Entscheidungsstichwort (Thema)

Einigungsstellenbesetzung. offensichtliche Unzuständigkeit. geplante Betriebsänderung. Interessenausgleich. Sozialplan. Einrichtung und Inbetriebnahme einer sog. Internetfiliale. grundlegende Änderung der Betriebsorganisation. Zulässigkeit der Beschwerde ohne Antrag. Mitwirkung ehrenamtlicher Richter.
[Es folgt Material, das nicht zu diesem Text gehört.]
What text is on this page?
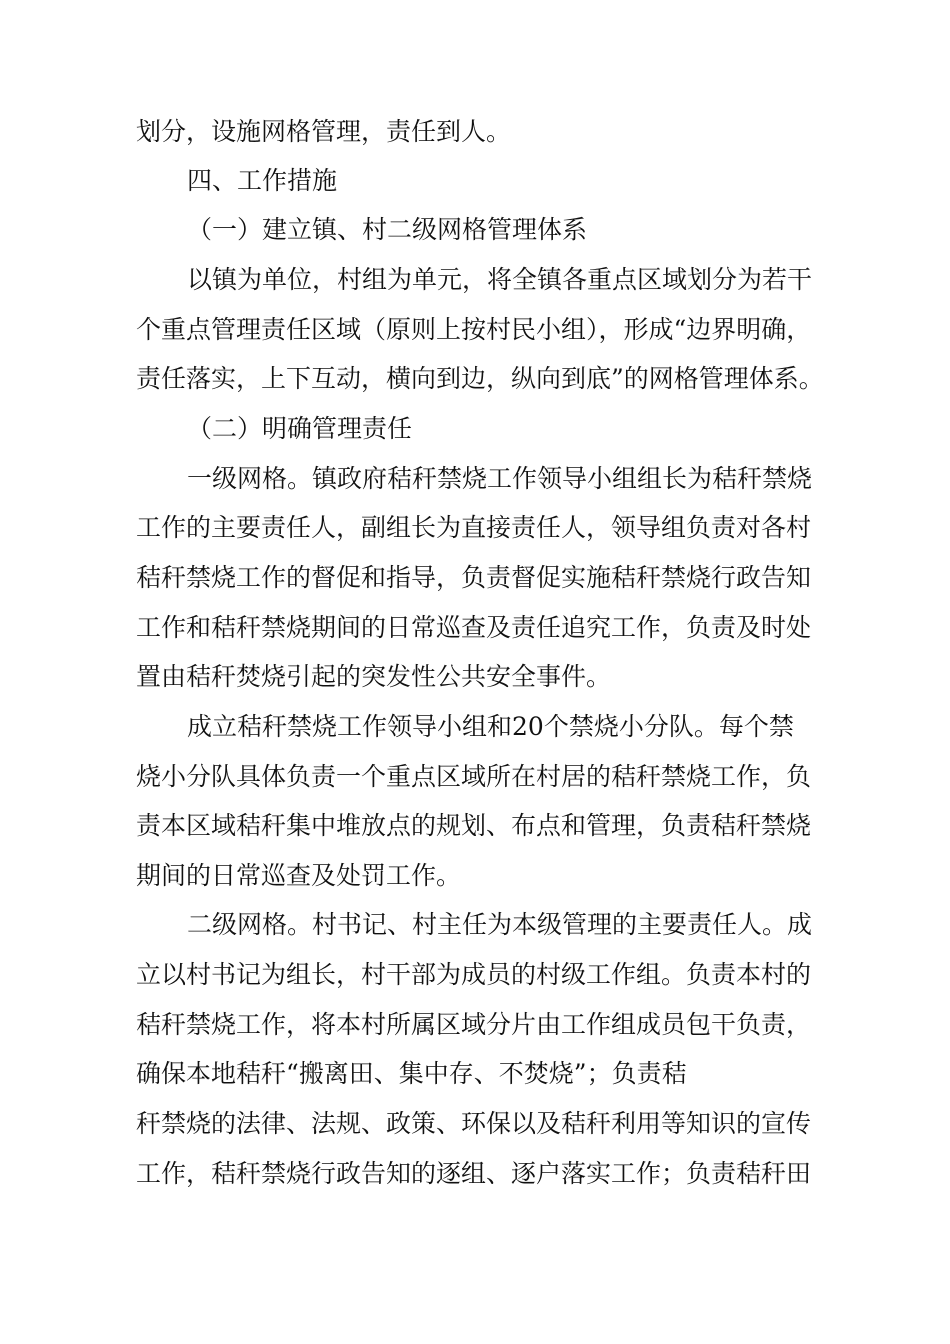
划分，设施网格管理，责任到人。
四、工作措施
（一）建立镇、村二级网格管理体系
以镇为单位，村组为单元，将全镇各重点区域划分为若干
个重点管理责任区域（原则上按村民小组），形成“边界明确，
责任落实，上下互动，横向到边，纵向到底”的网格管理体系。
（二）明确管理责任
一级网格。镇政府秸秆禁烧工作领导小组组长为秸秆禁烧
工作的主要责任人，副组长为直接责任人，领导组负责对各村
秸秆禁烧工作的督促和指导，负责督促实施秸秆禁烧行政告知
工作和秸秆禁烧期间的日常巡查及责任追究工作，负责及时处
置由秸秆焚烧引起的突发性公共安全事件。
成立秸秆禁烧工作领导小组和20个禁烧小分队。每个禁
烧小分队具体负责一个重点区域所在村居的秸秆禁烧工作，负
责本区域秸秆集中堆放点的规划、布点和管理，负责秸秆禁烧
期间的日常巡查及处罚工作。
二级网格。村书记、村主任为本级管理的主要责任人。成
立以村书记为组长，村干部为成员的村级工作组。负责本村的
秸秆禁烧工作，将本村所属区域分片由工作组成员包干负责，
确保本地秸秆“搬离田、集中存、不焚烧”；负责秸
秆禁烧的法律、法规、政策、环保以及秸秆利用等知识的宣传
工作，秸秆禁烧行政告知的逐组、逐户落实工作；负责秸秆田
Zurückverweisung

 

Leitsatz (redaktionell)

Die Einrichtung einer Internetfiliale einer Bank kann eine grundlegende Änderung der Betriebsorganisation i.S.v. § 111 S. 3 Nr. 4 und 5 BetrVG darstellen, weshalb eine Einigungsstelle nicht offensichtlich unzuständig ist.

 

Normenkette

ArbGG §§ 65, 68, 95; ZPO § 520 Abs. 3 S. 2 Nr. 1; BetrVG § 111 ff.

 

Verfahrensgang

ArbG Bocholt (Beschluss vom 25.05.2010; Aktenzeichen 1 BV 11/10)

 

Tenor

Auf die Beschwerde der Arbeitgeberin wird der Beschluss des Arbeitsgerichts Bocholt vom 25.05.2010 – 1 BV 11/10 – teilweise abgeändert.

Zum Vorsitzenden einer Einigungsstelle mit dem Gegenstand „Sozialplan (§ 112 BetrVG) im Zusammenhang mit der Eröffnung der Internet-Filiale” wird der Vorsitzende Richter am Landesarbeitsgericht Hamm T1 G3 bestellt.

Die Zahl der Beisitzer wird auf je 2 festgelegt.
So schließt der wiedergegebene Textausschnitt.